Searching for HorizonDB I find a Python project on github.

I'm guessing it's closed source *aas only?

reactordev|6 months ago

I mean, anything could replace elasticsearch, but can it actually?

It sounds like they had the wrong architecture to start with and they built a database to handle it. Kudos. Most would have just thrown cache at it or fine tuned a readonly postgis database for the geoip lookups.

Without benchmarks it’s just bold claims we’ll have to ascertain.

dboreham|6 months ago

These are not the same kinds of things.

nekitamo|6 months ago

I've used RocksDB a lot in the past and am very satisfied with it. It was helpful building a large write-heavy index where most of the data had to be compressed on disk.

I'm wondering if anyone here has experience with LMDB and can comment on how they compare?

https://www.symas.com/mdb

I'm looking at it next for a project which has to cache and serve relatively small static data, and write and look up millions of individual points per minute.

hyc_symas|6 months ago

LMDB is for read-heavy workloads. The opposite of RocksDB.

RocksDB can use thousands of file descriptors at once, on larger DBs. Makes it unsuitable for servers that may also need to manage thousands of client connections at once.

LMDB uses 2 file descriptors at most; just 1 if you don't use its lock management, or if you're serving static data from a readonly filesystem.

RocksDB requires extensive configuration to tune properly. LMDB doesn't require any tuning.

lisbbb|6 months ago

I can see ditching Mongo, but what's bad about ElasticSearch? Too expensive in some way?
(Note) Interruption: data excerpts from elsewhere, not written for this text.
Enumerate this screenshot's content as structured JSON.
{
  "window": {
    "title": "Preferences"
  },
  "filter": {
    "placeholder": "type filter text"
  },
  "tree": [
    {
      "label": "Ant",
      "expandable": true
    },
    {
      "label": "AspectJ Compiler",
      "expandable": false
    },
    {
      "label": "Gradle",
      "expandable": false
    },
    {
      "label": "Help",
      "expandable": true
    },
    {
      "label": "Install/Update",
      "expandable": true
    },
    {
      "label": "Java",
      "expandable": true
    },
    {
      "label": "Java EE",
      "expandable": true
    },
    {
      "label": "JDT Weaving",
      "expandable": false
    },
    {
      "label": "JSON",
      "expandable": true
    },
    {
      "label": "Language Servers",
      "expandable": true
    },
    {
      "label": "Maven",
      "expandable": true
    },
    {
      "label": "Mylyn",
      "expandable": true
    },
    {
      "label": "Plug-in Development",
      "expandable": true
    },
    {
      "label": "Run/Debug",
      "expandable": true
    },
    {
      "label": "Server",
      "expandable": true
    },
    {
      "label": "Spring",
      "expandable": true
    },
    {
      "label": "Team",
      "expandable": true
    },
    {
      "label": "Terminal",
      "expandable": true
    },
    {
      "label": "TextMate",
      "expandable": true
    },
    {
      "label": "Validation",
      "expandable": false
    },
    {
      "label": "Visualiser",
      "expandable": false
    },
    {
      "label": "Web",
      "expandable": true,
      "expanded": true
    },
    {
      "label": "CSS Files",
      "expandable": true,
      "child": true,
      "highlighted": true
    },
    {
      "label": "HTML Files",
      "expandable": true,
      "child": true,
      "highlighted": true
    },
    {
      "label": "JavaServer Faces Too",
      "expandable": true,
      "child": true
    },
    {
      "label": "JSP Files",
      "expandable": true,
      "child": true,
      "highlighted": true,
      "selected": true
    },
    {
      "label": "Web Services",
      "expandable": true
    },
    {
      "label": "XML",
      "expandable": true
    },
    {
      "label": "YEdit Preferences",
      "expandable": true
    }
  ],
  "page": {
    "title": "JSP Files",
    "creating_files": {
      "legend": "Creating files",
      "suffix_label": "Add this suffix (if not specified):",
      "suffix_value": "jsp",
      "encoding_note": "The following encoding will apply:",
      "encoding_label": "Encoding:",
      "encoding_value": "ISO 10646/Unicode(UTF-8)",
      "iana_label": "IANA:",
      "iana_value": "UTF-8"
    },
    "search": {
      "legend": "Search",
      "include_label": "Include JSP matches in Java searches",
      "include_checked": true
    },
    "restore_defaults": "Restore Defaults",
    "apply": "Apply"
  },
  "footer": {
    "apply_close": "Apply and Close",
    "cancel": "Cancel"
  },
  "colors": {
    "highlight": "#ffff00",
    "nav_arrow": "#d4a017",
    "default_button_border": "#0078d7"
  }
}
Isn't RocksDB just the db engine for Kafka?

tinyhouse|6 months ago

fastText? last time I checked it wasn't even maintained.

feverzsj|6 months ago

Sounds like all they need is Postgres or just Sqlite.

benjiro|6 months ago

Yep, their goal was to use a monolite solution, instead of a clustered elasticsearch.

Postgres + pg_search (= tantivy) will have gotten them there for 80%. Sure, postgres really needs a plugin storage engine for better SSD support (see orioledb).

But creating your own database for your own company, is just silly.

There is a lot of money in the database market, and everybody wants to do their own thing to tied customers down to those databases. And that is their main goal.